Le M5-RFP réclame la dissolution du Parlement malien, la formation d’un gouvernement de transition dont il désignerait le Premier ministre, ainsi que le remplacement des neuf membres de la Cour constitutionnelle, accusée de collusion avec le pouvoir. Après les premières manifestations sans heurt, les contestataires ont durci le ton en demandant le départ du Président IBK à la suite d’une répression sanglante qui fait plusieurs morts. Depuis, la majorité présidentielle aligne les propositions mais les responsables du M5-RFP campent sur leurs positions.

La CEDEAO en échec….

Jeudi 23 juillet 2020, une mission de cinq Chefs d’État ouest-africains dirigée par le président en exercice de la CEDEAO Mahamadou Issoufou a tenté une médiation. Mais elle a échoué.

En effet, dès sa sortie d’audience avec la délégation de la Cedeao, l’Imam Mahmoud Dicko, qui fait office de porte-parole du M5-RFP a indiqué que « les lignes n’ont pas bougé ». Les membres du mouvement n’ont pas refusé de dialoguer, a-t-il encore précisé, mais, martèle-t-il, « nul ne peut venir leur imposer ses solutions ».

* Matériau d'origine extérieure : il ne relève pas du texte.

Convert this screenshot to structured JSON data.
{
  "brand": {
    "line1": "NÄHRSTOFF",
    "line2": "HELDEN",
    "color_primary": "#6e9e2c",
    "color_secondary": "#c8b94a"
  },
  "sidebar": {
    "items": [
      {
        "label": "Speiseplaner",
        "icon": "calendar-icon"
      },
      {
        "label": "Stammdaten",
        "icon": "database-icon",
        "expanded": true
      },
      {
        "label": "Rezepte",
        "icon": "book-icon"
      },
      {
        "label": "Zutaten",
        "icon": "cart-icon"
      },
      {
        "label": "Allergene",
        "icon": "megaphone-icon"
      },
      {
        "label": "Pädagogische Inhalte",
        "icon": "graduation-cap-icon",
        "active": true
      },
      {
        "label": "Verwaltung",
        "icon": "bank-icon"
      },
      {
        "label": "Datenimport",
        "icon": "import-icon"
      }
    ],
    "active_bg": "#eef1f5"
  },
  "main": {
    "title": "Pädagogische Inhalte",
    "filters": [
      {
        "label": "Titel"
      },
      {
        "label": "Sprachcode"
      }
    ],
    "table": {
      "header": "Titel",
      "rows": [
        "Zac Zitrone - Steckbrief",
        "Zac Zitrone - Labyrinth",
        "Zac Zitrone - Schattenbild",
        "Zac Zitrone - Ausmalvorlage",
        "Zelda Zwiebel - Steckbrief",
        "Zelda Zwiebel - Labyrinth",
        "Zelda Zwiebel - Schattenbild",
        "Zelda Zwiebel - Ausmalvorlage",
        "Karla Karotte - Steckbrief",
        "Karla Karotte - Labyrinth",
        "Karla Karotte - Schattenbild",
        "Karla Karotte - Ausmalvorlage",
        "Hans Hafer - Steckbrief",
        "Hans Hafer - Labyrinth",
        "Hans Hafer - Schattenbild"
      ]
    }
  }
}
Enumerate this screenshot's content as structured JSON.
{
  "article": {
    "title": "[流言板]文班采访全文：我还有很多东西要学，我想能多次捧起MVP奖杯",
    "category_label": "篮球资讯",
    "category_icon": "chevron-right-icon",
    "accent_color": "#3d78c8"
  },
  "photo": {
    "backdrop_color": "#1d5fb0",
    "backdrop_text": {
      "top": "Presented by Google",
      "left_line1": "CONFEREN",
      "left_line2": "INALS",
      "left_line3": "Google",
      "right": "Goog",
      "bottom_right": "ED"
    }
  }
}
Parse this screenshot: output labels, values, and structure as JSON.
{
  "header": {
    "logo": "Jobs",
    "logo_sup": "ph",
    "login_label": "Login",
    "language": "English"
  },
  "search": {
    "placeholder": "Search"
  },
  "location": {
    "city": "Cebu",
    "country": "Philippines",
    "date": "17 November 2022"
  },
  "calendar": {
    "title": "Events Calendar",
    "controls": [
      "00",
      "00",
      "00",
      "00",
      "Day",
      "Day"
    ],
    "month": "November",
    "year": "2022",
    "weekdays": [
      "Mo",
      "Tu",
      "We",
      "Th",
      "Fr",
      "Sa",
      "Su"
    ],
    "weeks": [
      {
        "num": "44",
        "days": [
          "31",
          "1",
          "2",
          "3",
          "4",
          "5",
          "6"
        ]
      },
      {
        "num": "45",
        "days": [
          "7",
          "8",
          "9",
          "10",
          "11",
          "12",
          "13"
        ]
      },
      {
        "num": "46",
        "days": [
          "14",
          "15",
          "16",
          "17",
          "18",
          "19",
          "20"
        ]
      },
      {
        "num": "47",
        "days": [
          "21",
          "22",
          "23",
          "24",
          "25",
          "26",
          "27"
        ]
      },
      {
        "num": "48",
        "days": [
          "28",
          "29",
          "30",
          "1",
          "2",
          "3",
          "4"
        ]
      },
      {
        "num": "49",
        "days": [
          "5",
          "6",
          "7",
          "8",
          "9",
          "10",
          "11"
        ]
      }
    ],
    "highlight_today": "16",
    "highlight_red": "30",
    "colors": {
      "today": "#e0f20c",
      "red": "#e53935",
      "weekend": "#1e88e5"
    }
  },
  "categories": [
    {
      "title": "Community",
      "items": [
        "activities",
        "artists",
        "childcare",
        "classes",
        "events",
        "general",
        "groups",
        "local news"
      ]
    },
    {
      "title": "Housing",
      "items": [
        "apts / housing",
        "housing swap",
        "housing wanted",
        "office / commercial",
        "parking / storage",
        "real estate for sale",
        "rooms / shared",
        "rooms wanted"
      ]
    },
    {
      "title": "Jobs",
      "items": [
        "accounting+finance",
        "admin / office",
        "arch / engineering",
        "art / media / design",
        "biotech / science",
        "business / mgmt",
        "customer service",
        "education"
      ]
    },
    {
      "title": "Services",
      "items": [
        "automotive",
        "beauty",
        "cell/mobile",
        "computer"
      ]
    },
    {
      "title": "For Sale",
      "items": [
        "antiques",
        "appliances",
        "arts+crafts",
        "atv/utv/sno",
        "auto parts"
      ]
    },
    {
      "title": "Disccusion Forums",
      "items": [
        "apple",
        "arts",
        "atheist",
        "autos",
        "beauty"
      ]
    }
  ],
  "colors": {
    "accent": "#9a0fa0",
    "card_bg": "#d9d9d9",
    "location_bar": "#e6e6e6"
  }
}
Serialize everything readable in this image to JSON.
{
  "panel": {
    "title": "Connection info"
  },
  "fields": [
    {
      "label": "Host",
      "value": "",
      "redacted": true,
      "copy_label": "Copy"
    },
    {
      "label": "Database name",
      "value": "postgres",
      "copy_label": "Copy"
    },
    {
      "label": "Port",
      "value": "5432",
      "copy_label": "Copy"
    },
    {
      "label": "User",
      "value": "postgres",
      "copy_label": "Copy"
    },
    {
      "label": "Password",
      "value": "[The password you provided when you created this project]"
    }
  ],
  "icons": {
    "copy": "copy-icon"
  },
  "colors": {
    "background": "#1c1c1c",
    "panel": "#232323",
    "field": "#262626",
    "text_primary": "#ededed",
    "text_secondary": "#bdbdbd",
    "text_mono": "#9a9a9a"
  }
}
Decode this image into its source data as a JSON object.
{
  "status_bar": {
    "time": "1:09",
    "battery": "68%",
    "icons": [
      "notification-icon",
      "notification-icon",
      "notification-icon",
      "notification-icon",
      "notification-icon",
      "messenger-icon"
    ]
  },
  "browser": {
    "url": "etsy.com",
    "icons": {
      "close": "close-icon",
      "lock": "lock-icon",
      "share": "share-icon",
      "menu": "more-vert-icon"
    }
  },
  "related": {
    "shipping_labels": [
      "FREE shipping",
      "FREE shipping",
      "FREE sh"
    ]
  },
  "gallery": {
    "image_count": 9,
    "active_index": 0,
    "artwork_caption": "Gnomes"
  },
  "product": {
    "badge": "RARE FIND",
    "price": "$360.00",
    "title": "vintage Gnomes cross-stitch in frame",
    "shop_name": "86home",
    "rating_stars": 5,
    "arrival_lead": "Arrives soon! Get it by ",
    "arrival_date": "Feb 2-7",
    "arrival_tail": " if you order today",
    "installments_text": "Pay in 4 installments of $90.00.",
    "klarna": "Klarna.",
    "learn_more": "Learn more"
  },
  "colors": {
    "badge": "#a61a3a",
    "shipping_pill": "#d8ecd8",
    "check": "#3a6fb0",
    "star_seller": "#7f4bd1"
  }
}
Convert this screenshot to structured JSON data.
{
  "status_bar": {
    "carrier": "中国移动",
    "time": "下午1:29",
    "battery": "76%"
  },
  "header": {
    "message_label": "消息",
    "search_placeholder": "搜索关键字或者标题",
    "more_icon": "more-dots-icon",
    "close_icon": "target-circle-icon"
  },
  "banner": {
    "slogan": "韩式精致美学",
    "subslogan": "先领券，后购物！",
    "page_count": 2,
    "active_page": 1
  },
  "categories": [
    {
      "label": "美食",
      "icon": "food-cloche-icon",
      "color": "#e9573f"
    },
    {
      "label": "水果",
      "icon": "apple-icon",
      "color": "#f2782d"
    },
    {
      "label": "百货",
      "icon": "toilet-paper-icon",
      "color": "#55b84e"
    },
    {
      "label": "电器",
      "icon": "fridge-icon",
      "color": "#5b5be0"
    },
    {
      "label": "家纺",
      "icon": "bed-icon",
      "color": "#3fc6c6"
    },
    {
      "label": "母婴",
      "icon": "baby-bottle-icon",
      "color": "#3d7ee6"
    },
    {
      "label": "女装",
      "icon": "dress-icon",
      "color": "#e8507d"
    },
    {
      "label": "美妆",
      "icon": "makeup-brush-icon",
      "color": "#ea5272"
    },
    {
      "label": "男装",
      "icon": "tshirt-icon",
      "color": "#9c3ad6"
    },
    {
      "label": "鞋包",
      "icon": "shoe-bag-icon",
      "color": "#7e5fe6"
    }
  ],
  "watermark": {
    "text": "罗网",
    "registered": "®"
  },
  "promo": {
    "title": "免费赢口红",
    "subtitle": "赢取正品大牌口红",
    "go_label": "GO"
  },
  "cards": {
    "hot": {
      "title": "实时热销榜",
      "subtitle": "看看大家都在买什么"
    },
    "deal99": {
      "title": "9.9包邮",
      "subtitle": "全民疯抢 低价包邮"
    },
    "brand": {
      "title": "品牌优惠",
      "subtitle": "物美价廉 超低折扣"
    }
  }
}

Le parrain du mouvement du 5 juin a exprimé son insatisfaction des recommandations faites par la délégation des chefs d’État africains. Selon la personnalité morale du M5-RFP, « il est hors de question de se laisser gouverner par ceux qui ont été à l’origine des assassinats et des tirs à balles réelles survenus les 10, 11 et 12 juillet 2020 ». À l’en croire, le peuple malien n’est pas un peuple résigné « mais un peuple debout ».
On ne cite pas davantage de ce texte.